Die wenigsten von uns können sich für ihre Glaubenspraxis
heute noch einfach von einer starken gläubigen Umgebung mittragen lassen. Wir
mussen uns vielmehr bewußt dafür entscheiden, bekennende Christen sein zu
wollen und den Mut zu haben, uns von unserer Umgebung, wenn nötig, zu
unterscheiden. Voraussetzung für solch ein entschiedenes christliches
Lebenszeugnis ist, daß wir den Glauben als eine kostbare Lebenschance
wahrnehmen und ergreifen, die den Lebensdeutungen und der Lebenspraxis der
Umwelt überlegen ist. Wir sollten jede Gelegenheit nutzen, um zu erfahren,
wie der Glaube unser Leben bereichert, wie er in uns zuverlässige Treue im
Lebenskampf bewirkt, wie er unsere Hoffnung stärkt gegen den Ansturm jeder
Art von Pessimismus und Verzweiflung, wie er uns an allem Extremismus vorbei
zu einem überlegten Engagement für Gerechtigkeit und Frieden in der Welt
motiviert, wie er uns schließlich im Leid trösten und aufrichten kann.
Aufgabe und Chance der Diasporasituation ist es also, bewußter zu erfahren,
wie der Glaube hilft, voller und tiefer zu leben.
4. Niemand aber glaubt nur für sich allein.
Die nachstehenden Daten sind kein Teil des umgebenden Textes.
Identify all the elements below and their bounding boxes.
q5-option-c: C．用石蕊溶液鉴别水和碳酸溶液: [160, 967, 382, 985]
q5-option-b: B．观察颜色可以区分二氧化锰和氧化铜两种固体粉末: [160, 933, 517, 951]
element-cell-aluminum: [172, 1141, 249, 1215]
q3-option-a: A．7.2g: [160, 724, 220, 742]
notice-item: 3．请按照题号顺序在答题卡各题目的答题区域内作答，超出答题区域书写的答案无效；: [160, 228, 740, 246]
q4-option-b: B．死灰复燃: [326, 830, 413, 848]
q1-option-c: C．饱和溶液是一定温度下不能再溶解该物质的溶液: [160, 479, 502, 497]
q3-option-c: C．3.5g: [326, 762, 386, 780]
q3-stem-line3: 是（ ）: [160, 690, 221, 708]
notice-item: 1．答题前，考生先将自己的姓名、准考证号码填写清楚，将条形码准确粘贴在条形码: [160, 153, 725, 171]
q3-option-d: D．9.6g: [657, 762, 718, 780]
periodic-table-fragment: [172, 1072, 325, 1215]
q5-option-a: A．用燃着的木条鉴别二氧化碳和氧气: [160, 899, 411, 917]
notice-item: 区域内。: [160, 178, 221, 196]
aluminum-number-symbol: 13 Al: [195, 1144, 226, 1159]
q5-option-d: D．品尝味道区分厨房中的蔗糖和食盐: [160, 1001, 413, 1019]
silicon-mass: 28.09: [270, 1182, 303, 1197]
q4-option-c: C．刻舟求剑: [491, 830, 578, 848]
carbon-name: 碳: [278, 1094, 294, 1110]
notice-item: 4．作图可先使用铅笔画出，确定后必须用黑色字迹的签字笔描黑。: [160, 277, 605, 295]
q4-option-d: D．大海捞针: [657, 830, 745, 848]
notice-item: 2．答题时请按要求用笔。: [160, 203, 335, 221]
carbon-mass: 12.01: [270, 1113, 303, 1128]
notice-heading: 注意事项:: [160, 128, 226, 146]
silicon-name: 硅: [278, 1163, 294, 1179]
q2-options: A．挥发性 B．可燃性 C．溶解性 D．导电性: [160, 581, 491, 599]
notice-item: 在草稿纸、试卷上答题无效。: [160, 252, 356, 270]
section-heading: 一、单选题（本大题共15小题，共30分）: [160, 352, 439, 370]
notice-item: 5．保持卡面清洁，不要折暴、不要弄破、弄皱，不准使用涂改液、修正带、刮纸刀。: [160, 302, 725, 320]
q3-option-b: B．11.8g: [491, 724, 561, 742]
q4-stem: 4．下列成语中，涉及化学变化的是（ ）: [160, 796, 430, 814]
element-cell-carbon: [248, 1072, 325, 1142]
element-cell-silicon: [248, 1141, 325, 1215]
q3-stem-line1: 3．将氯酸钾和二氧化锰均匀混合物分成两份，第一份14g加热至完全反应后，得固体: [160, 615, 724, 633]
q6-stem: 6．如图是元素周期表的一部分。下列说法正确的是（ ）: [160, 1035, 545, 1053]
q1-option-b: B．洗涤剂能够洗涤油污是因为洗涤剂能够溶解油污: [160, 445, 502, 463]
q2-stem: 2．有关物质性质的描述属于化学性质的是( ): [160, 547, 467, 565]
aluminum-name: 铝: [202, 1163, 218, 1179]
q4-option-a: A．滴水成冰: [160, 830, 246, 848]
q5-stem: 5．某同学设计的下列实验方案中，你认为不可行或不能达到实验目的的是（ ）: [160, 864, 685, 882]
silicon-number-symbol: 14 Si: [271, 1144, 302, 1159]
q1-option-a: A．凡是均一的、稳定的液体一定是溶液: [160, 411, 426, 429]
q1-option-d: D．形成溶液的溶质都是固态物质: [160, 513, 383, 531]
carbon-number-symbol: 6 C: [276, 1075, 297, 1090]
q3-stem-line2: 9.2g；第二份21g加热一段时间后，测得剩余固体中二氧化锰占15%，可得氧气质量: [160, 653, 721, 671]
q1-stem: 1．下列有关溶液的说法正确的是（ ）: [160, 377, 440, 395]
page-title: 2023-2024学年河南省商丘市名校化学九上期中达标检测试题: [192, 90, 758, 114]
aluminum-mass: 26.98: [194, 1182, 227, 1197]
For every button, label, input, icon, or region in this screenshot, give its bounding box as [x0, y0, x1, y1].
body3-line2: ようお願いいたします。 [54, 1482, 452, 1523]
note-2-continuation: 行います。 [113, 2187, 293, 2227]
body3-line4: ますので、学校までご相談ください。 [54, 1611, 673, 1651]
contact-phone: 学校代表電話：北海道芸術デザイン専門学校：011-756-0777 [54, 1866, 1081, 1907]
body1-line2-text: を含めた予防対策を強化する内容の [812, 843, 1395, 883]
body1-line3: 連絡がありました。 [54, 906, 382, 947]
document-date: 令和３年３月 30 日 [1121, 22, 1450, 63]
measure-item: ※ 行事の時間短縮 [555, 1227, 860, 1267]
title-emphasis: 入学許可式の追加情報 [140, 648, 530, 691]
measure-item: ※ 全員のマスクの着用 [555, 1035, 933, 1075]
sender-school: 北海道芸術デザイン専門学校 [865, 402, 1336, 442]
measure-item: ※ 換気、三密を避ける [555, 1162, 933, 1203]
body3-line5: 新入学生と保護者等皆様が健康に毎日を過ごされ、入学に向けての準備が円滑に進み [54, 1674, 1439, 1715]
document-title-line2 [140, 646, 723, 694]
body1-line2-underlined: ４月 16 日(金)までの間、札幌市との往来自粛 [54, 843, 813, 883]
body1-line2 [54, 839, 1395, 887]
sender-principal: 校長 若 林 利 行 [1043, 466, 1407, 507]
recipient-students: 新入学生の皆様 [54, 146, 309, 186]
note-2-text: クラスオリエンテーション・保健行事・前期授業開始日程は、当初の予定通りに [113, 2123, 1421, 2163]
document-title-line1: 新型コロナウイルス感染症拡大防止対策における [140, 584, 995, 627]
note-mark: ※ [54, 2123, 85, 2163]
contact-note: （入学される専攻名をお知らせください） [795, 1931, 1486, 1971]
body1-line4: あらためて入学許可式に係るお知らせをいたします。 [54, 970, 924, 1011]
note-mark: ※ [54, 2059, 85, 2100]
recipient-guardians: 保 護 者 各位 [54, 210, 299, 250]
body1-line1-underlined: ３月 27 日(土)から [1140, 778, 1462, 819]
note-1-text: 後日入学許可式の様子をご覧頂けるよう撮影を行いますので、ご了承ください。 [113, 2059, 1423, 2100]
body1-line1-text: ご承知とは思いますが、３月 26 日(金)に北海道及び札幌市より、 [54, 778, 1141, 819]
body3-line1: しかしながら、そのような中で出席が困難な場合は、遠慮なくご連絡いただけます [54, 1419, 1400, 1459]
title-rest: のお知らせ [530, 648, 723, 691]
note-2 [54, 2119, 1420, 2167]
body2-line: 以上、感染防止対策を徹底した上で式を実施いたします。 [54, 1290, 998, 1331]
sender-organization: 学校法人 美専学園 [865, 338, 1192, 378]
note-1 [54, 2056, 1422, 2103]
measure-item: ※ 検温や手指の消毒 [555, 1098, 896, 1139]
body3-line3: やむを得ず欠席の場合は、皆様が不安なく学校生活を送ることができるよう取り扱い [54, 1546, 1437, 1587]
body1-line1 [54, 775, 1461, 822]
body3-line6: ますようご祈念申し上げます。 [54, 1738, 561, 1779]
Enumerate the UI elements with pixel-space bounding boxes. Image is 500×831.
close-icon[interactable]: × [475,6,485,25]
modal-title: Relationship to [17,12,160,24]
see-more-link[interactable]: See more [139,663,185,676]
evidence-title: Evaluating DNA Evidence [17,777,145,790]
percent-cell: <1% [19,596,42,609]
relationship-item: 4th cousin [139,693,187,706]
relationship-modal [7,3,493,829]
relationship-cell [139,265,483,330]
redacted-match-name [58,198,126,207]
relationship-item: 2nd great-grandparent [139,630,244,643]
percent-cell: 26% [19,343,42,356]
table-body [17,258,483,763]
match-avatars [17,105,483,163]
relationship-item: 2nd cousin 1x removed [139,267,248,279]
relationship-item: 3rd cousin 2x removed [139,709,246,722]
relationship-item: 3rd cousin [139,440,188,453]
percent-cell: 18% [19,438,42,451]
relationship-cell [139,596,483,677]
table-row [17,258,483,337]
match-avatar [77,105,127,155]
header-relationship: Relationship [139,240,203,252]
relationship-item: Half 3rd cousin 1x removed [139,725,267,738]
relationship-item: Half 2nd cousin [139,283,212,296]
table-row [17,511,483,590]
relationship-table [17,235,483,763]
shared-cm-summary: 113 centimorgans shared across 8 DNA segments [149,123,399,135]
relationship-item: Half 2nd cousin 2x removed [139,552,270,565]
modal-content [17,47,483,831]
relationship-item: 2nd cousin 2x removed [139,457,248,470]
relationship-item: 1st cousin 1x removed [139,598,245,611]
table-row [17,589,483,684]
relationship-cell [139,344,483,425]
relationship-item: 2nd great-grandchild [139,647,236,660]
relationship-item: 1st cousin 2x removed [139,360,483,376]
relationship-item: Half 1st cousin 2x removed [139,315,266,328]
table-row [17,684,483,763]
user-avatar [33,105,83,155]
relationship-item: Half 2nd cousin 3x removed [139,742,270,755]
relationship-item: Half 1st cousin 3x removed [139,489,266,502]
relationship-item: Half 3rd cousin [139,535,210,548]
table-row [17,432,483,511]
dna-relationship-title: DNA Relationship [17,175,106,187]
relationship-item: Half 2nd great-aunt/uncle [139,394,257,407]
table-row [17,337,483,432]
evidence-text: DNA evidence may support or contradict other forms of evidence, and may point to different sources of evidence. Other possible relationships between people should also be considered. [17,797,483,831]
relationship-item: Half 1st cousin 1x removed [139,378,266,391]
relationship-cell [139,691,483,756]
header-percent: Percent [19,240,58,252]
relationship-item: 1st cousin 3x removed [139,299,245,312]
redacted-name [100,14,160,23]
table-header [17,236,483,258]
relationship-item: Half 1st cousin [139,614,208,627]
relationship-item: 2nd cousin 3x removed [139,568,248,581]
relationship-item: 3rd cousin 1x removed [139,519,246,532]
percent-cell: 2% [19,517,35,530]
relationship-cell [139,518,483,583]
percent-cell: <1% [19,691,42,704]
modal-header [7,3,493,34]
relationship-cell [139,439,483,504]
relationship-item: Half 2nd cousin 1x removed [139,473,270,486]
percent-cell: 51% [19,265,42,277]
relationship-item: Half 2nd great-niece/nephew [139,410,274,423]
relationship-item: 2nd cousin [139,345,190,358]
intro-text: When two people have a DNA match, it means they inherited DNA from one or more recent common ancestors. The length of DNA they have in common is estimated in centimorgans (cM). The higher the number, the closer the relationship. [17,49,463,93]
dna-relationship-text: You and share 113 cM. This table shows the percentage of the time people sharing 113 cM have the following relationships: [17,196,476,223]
Der Herr hat
seine Jünger in eine Gemeinschaft berufen, in das pilgernde Gottesvolk, in
die Kirche, die er wie einen lebendigen Leib mit seiner Lebenskraft
durchwirkt. Dort wo mehrere Gläubige zum gemeinsamen Bekennen, Feiern, Beten
und Handeln zusammenkommen, will der Herr ihnen begegnen. ”Wo zwei oder drei
in meinem Namen versammelt sind, da bin ich mitten unter ihnen“. Als wollte
der Herr mit diesen Worten bereits auf eine Diasporasituation anspielen,
spricht er nicht von tausend, nicht von hundert oder zehn, sondern von ”zwei
oder drei“! Schon hier verspricht uns der Herr seine helfende Gegenwart!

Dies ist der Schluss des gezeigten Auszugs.